Chief Executive Carrie Lam announced the changes on Monday, March 21 following a response from businesses and citizens who see the rest of the world transitioning to “living with the virus.”
She said that a prohibition on flights from nine countries — Australia, Canada, France, India, Nepal, Pakistan, the Philippines, the United Kingdom, and the United States — would be lifted on April 1.
Most of these countries have been subject to a flying ban since January, as authorities attempted to contain the highly contagious Omicron strain epidemic in Hong Kong.
Travelers entering the city can also be quarantined for seven days (down from 14 days) in quarantine hotels if they test negative for the virus on the sixth and seventh days of their quarantine.
Ms Lam also said that plans for a city-wide mass-testing exercise, which was first announced in February, would be suspended.
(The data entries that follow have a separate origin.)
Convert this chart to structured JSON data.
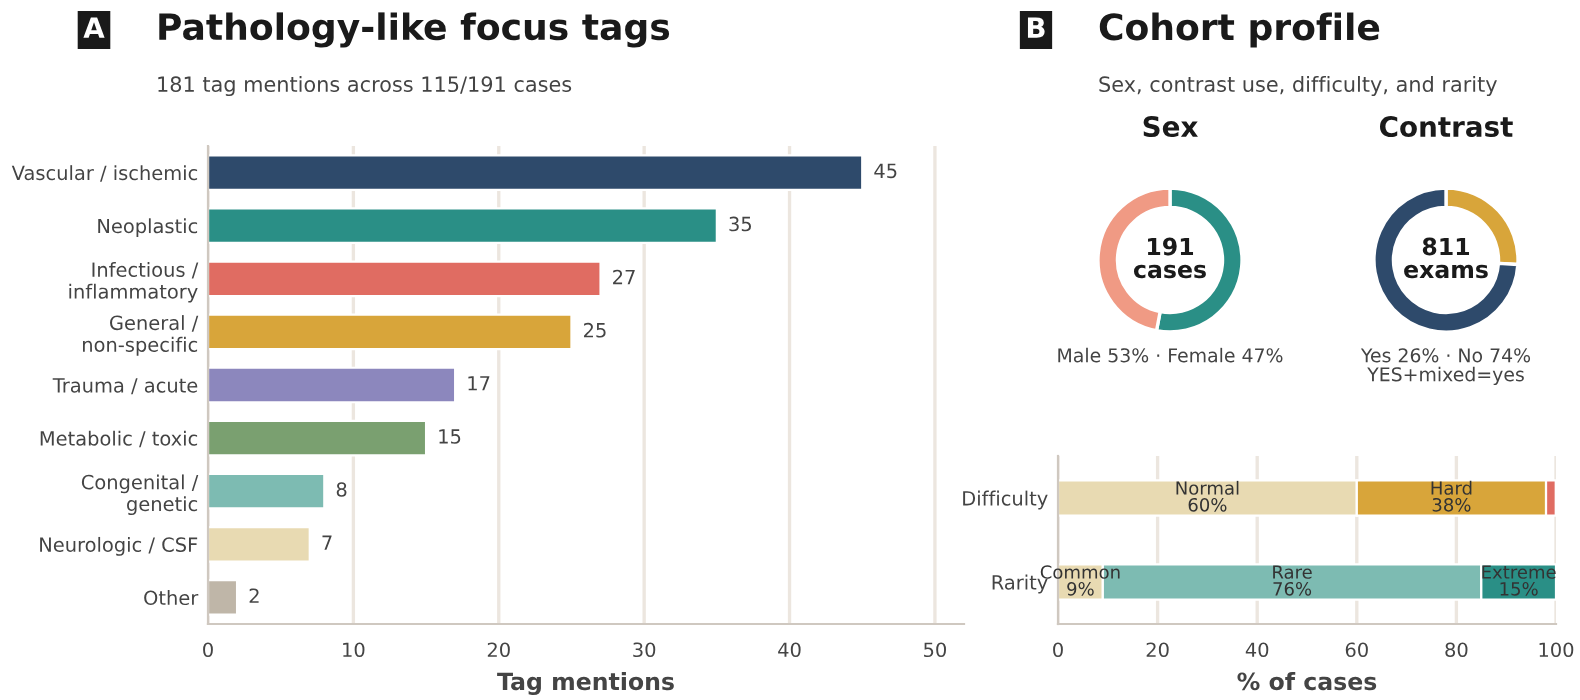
{
  "chart_data": [
    {
      "type": "bar",
      "orientation": "horizontal",
      "title": "Pathology-like focus tags",
      "subtitle": "181 tag mentions across 115/191 cases",
      "annotations": [
        "A"
      ],
      "xlabel": "Tag mentions",
      "categories": [
        "Vascular / ischemic",
        "Neoplastic",
        "Infectious /\ninflammatory",
        "General /\nnon-specific",
        "Trauma / acute",
        "Metabolic / toxic",
        "Congenital /\ngenetic",
        "Neurologic / CSF",
        "Other"
      ],
      "values": [
        45,
        35,
        27,
        25,
        17,
        15,
        8,
        7,
        2
      ],
      "colors": [
        "#2e4a6b",
        "#2a8f86",
        "#e06c62",
        "#d8a53a",
        "#8c87bd",
        "#7aa070",
        "#7dbbb2",
        "#e8dab2",
        "#bfb6a8"
      ],
      "xlim": [
        0,
        52
      ],
      "xticks": [
        0,
        10,
        20,
        30,
        40,
        50
      ],
      "grid": "x",
      "data_labels": true
    },
    {
      "type": "other",
      "title": "Cohort profile",
      "subtitle": "Sex, contrast use, difficulty, and rarity",
      "annotations": [
        "B"
      ]
    },
    {
      "type": "donut",
      "title": "Sex",
      "categories": [
        null,
        null
      ],
      "values": [
        53,
        47
      ],
      "colors": [
        "#2a8f86",
        "#f09a84"
      ],
      "annotations": [
        "191\ncases",
        "Male 53% · Female 47%"
      ]
    },
    {
      "type": "donut",
      "title": "Contrast",
      "categories": [
        null,
        null
      ],
      "values": [
        26,
        74
      ],
      "colors": [
        "#d8a53a",
        "#2e4a6b"
      ],
      "annotations": [
        "811\nexams",
        "Yes 26% · No 74%\nYES+mixed=yes"
      ]
    },
    {
      "type": "bar",
      "orientation": "horizontal",
      "stacked": true,
      "xlabel": "% of cases",
      "categories": [
        "Difficulty",
        "Rarity"
      ],
      "series": [
        {
          "name": "Normal",
          "color": "#e8dab2",
          "values": [
            60,
            null
          ],
          "value_labels": [
            "60%",
            null
          ]
        },
        {
          "name": "Hard",
          "color": "#d8a53a",
          "values": [
            38,
            null
          ],
          "value_labels": [
            "38%",
            null
          ]
        },
        {
          "color": "#e06c62",
          "values": [
            2,
            null
          ]
        },
        {
          "name": "Common",
          "color": "#e8dab2",
          "values": [
            null,
            9
          ],
          "value_labels": [
            null,
            "9%"
          ]
        },
        {
          "name": "Rare",
          "color": "#7dbbb2",
          "values": [
            null,
            76
          ],
          "value_labels": [
            null,
            "76%"
          ]
        },
        {
          "name": "Extreme",
          "color": "#2a8f86",
          "values": [
            null,
            15
          ],
          "value_labels": [
            null,
            "15%"
          ]
        }
      ],
      "xlim": [
        0,
        100
      ],
      "xticks": [
        0,
        20,
        40,
        60,
        80,
        100
      ],
      "grid": "x"
    }
  ]
}
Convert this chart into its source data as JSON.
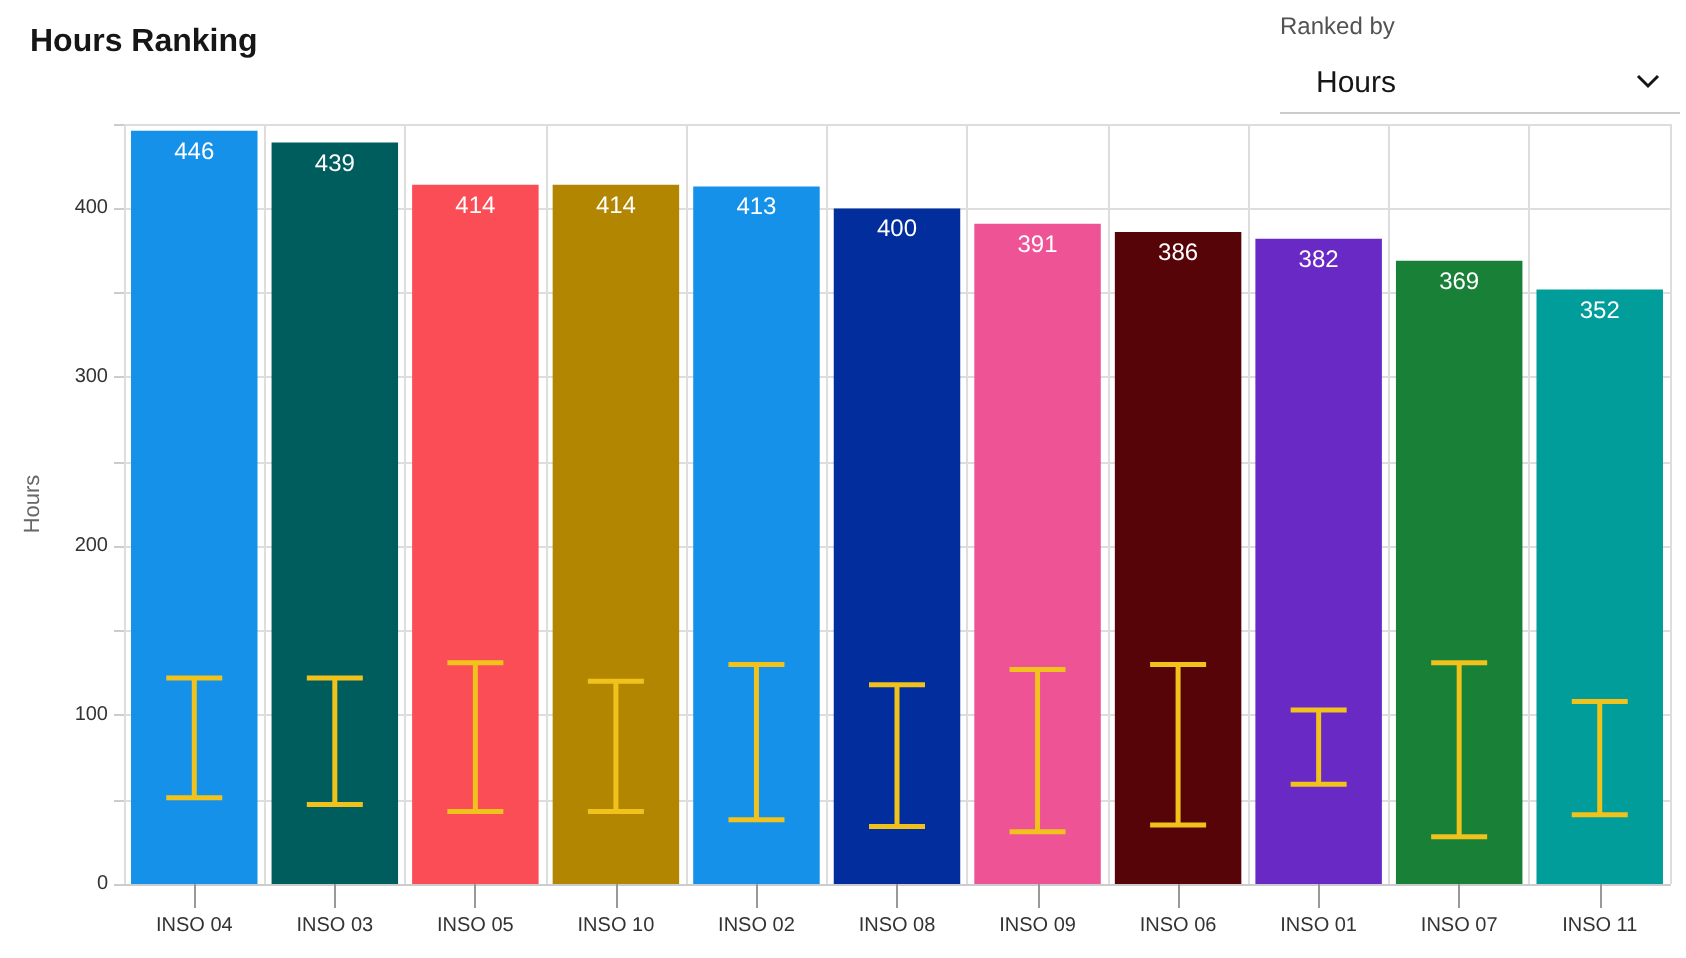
{
  "chart_data": {
    "type": "bar",
    "title": "Hours Ranking",
    "ylabel": "Hours",
    "categories": [
      "INSO 04",
      "INSO 03",
      "INSO 05",
      "INSO 10",
      "INSO 02",
      "INSO 08",
      "INSO 09",
      "INSO 06",
      "INSO 01",
      "INSO 07",
      "INSO 11"
    ],
    "values": [
      446,
      439,
      414,
      414,
      413,
      400,
      391,
      386,
      382,
      369,
      352
    ],
    "colors": [
      "#1591ea",
      "#005d5d",
      "#fa4d56",
      "#b28600",
      "#1591ea",
      "#012e9c",
      "#ee5396",
      "#570408",
      "#6929c4",
      "#198038",
      "#009d9a"
    ],
    "errors": [
      [
        51,
        122
      ],
      [
        47,
        122
      ],
      [
        43,
        131
      ],
      [
        43,
        120
      ],
      [
        38,
        130
      ],
      [
        34,
        118
      ],
      [
        31,
        127
      ],
      [
        35,
        130
      ],
      [
        59,
        103
      ],
      [
        28,
        131
      ],
      [
        41,
        108
      ]
    ],
    "data_labels": true,
    "ylim": [
      0,
      450
    ],
    "yticks": [
      0,
      {
        "value": 50,
        "label": null
      },
      100,
      {
        "value": 150,
        "label": null
      },
      200,
      {
        "value": 250,
        "label": null
      },
      300,
      {
        "value": 350,
        "label": null
      },
      400,
      {
        "value": 450,
        "label": null
      }
    ],
    "grid": true,
    "annotations": [
      "Ranked by",
      "Hours"
    ]
  }
}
“The experts are of the opinion that it’s not appropriate for us to devote finite resources to the universal mass-testing.
“The SAR government will continue to monitor the situation. When the conditions are right, we will consider whether we will be implementing the compulsory universal testing.”Ms Lam said.
After two years of agreeing with mainland China’s “zero Covid” policy, the measures announced on Monday reflect a shift in Hong Kong’s handling of the coronavirus pandemic, as officials sought to give direction for Hong Kong enterprises and residents.
Ms Lam explained that the adjustments are part of an interim assessment of the city’s policies, and that the city’s many stakeholders will be consulted on any longer-term road maps for public health and economic development.